Building Run, a video installation by artist Keith Deverell, marries art, technology and sustainability.
Lord Mayor Clover Moore said the project, sponsored by Investa and Deutsche Bank, and supported by Carbon Arts and Buildings Alive, aimed to get Sydneysiders thinking about how they use energy.
The installation comprises five video screens, each of which relates to one of the five office buildings participating in the project – 400 George Street, 255 Elizabeth Street, the BT Tower, Customs House and Deutsche Bank Place.
“Low energy use in the buildings will make the virtual athletes run a faster, more efficient race,” Ms Moore said.
“As energy levels ramp up, the buildings’ runners will become visibly exhausted – their cheeks will go red, their breathing will get heavier and they will sweat.”

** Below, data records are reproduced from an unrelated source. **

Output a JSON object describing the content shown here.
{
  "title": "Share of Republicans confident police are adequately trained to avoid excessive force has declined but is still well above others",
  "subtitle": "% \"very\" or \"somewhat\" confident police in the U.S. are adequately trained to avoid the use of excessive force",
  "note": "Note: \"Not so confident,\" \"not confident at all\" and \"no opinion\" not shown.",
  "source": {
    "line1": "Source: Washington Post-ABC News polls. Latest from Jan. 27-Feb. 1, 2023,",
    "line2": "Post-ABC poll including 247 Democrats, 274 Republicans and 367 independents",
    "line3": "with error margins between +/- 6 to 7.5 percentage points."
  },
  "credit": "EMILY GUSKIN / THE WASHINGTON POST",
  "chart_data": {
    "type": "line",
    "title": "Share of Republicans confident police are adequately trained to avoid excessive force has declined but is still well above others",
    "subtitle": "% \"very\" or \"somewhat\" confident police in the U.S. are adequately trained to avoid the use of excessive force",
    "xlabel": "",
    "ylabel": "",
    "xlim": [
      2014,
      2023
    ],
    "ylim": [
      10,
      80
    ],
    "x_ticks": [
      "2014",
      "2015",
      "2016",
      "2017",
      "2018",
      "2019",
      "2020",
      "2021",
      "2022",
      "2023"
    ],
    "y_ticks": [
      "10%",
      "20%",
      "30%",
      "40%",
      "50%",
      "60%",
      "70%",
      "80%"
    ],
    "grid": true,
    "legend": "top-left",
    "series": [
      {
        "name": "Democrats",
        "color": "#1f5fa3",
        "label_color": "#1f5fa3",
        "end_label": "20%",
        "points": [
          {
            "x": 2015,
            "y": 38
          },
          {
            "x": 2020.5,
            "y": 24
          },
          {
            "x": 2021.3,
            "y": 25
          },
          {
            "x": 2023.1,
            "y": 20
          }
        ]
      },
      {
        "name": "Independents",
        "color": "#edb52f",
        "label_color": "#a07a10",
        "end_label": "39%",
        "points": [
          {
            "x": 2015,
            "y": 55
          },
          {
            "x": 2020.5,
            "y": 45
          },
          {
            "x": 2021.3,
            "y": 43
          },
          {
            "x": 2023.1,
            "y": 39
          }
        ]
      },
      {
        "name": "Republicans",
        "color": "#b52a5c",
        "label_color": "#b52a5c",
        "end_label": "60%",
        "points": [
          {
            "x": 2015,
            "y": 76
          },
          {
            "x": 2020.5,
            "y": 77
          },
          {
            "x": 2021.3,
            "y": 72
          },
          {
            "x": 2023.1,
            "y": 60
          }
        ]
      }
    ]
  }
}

Mr Deverell said he was interested in the idea of buildings as living and breathing organisms, and that a healthy body image was as important to a building as to humans.
“Data visualisations like this can challenge the way we see and interact with the world around us,” said Ms Moore.
“Offices are the biggest emitters of greenhouse gas emissions in our cities – improving their energy performance, including changing our behaviour in offices, can make a big difference.”
Carbon Art’s Jodi Newcombe said the project highlighted the race to green up our infrastructure by 2030.
“The race is a metaphoric one in that we are racing against the clock in terms of addressing climate change,” she said. “But it’s also a literal one in the sense of Building Run being a daily race of these buildings to perform better than they have in the past.”
See our article Jodi Newcombe: How art is making sustainability cool
Investa’s general manager of corporate sustainability Beck Dawson said the project had the opportunity to humanise the performance of buildings and create a conversation on how the collective behaviour of individuals can influence building performance.
“While the built environment is responsible for a considerable amount of our country’s carbon dioxide emissions – up to 23 per cent – it’s our people, those who spend time day-in, day-out within these workspaces, who also have a key role to play in improving energy efficiency and minimising our emissions,” she said.